Wenn der Mitfahrer zufrieden ist, kann er den Hob­by-­Chauffeur mit einem „Trinkgeld“ belohnen. In der Praxis wird wohl keiner freiwillig einen Unbekannten mitnehmen, wenn nicht wenigstens ein paar Euro für ihn rausspringen. Froh rechnet damit, dass sich das Trinkgeld im Schnitt etwa auf die Hälfte des eigentlichen Taxipreises einpendeln wird. Sein Anteil an den bargeldlosen App­-Überweisungen beträgt 20 Prozent.
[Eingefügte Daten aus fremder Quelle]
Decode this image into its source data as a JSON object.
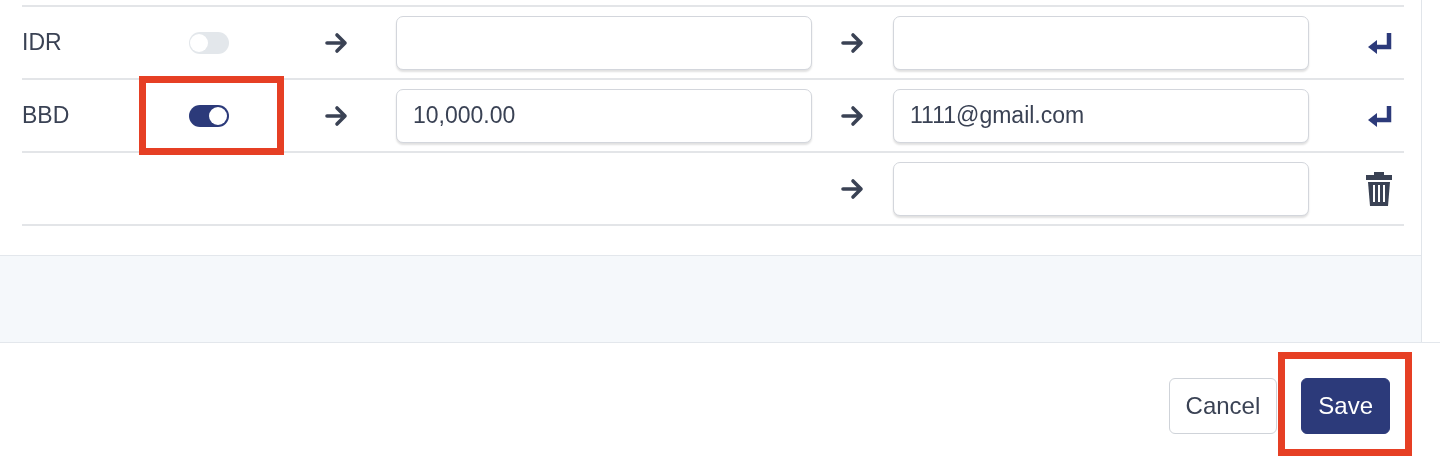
{
  "rows": [
    {
      "kind": "currency",
      "currency": "IDR",
      "enabled": false,
      "highlighted": false,
      "amount": "",
      "email": "",
      "action": {
        "kind": "enter"
      }
    },
    {
      "kind": "currency",
      "currency": "BBD",
      "enabled": true,
      "highlighted": true,
      "amount": "10,000.00",
      "email": "1111@gmail.com",
      "action": {
        "kind": "enter"
      }
    },
    {
      "kind": "extra",
      "email": "",
      "action": {
        "kind": "delete"
      }
    }
  ],
  "footer": {
    "buttons": [
      {
        "label": "Cancel",
        "kind": "secondary",
        "highlighted": false
      },
      {
        "label": "Save",
        "kind": "primary",
        "highlighted": true
      }
    ]
  }
}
Die restlichen 80 Prozent fließen in die Geldbörse des Fahrers.

Tatsächlich ist es nicht ganz so einfach, als Hobby-Chauffeur bei dem Start-up anzufangen. Die potenziellen Fahrer und Fahrerinnen müssen einen Workshop in der Firmenzentrale in der Hamburger Speicherstadt absolvieren. Dabei lernen sie, worauf es ankommt, aber auch einige nützliche Tipps, wie man es seinen Mitfahrern bzw. Kunden möglichst angenehm im Auto macht. Auch die Bedienung des Nutzerinterfaces der App ist für die Fahrer ungleich schwerer als für die Kunden. Diese müssen im Grunde nur die Software herunterladen. Das Programm lässt sich intuitiv bedienen.

Die Hamburger kämpfen allerdings auf einen schwierigen Markt. Ob es will oder nicht, wird das Startup mit Limousinen-Services wie Blacklane oder Apps wie Mytaxi in einem Topf geworfen. Dabei sieht Froh sein Angebot eher als Ergänzung zu solche Dienst und weiteren Services wie Car2go.

Viel Bewegung im Mitfahr-Segment

Tatsächlich läuft es bei den vermeintlichen Konkurrenten nicht ganz so rund. So berichtete das Wallstreet Journal gerade erst, dass Mytaxi durch eine Umstellung des Gebührenmodells über 1.000 Fahrer verloren hätte. Trotz des Sturms der Entrüstung, für die das neue System bei den Taxi-Profis sorgte, werden heute mehr Fahrten als zuvor vermittelt.

Auch Blacklane kämpft derzeit gegen Widerstände. Der junge Berliner Limousinenservice hat Ärger mit Taxiverband Berlin-Brandenburg. Die Interessensvertreter wollen gegen den Einsatz von Smarts vorgehen. Gegenüber der WirtschaftsWoche erklärte der Verbandsvorstand Boto Töpfer darauf, dass nach geltender Rechtslage Taxis und Mietwagen auf der rechten Seite mindestens zwei Türen haben müssen. Der Smart hat auf jeder Seite aber nur eine Türe.

Bislang ist Wundercar von solchen Nicklichkeiten verschont geblieben, aber dafür sind die Hamburger auch noch nicht lang genug online. Zum Start fährt WunderCar in Hamburg und Berlin und erst einmal nur auf Apple-­Geräten. Möglichst schnell sollen allerdings weitere Städte und eine Android­-Version dazukommen.

Damit wäre WunderCar eine passende Ergänzung im Smartphone-­Mix zwischen MyTaxi und Sharing­-Diensten wie Car2go. Immerhin profitieren ja Fahrer und Mitfahrer von dem Dienst. Der Hobby-­Chauffeur reduziert seine Kos­ten, und der Mitfahrer kommt fix und günstig ans Ziel. Vor allem ist WunderCar aber praktisch und hip. Also genau das, was junge Großstädter unter Trampen 2.0 verstehen.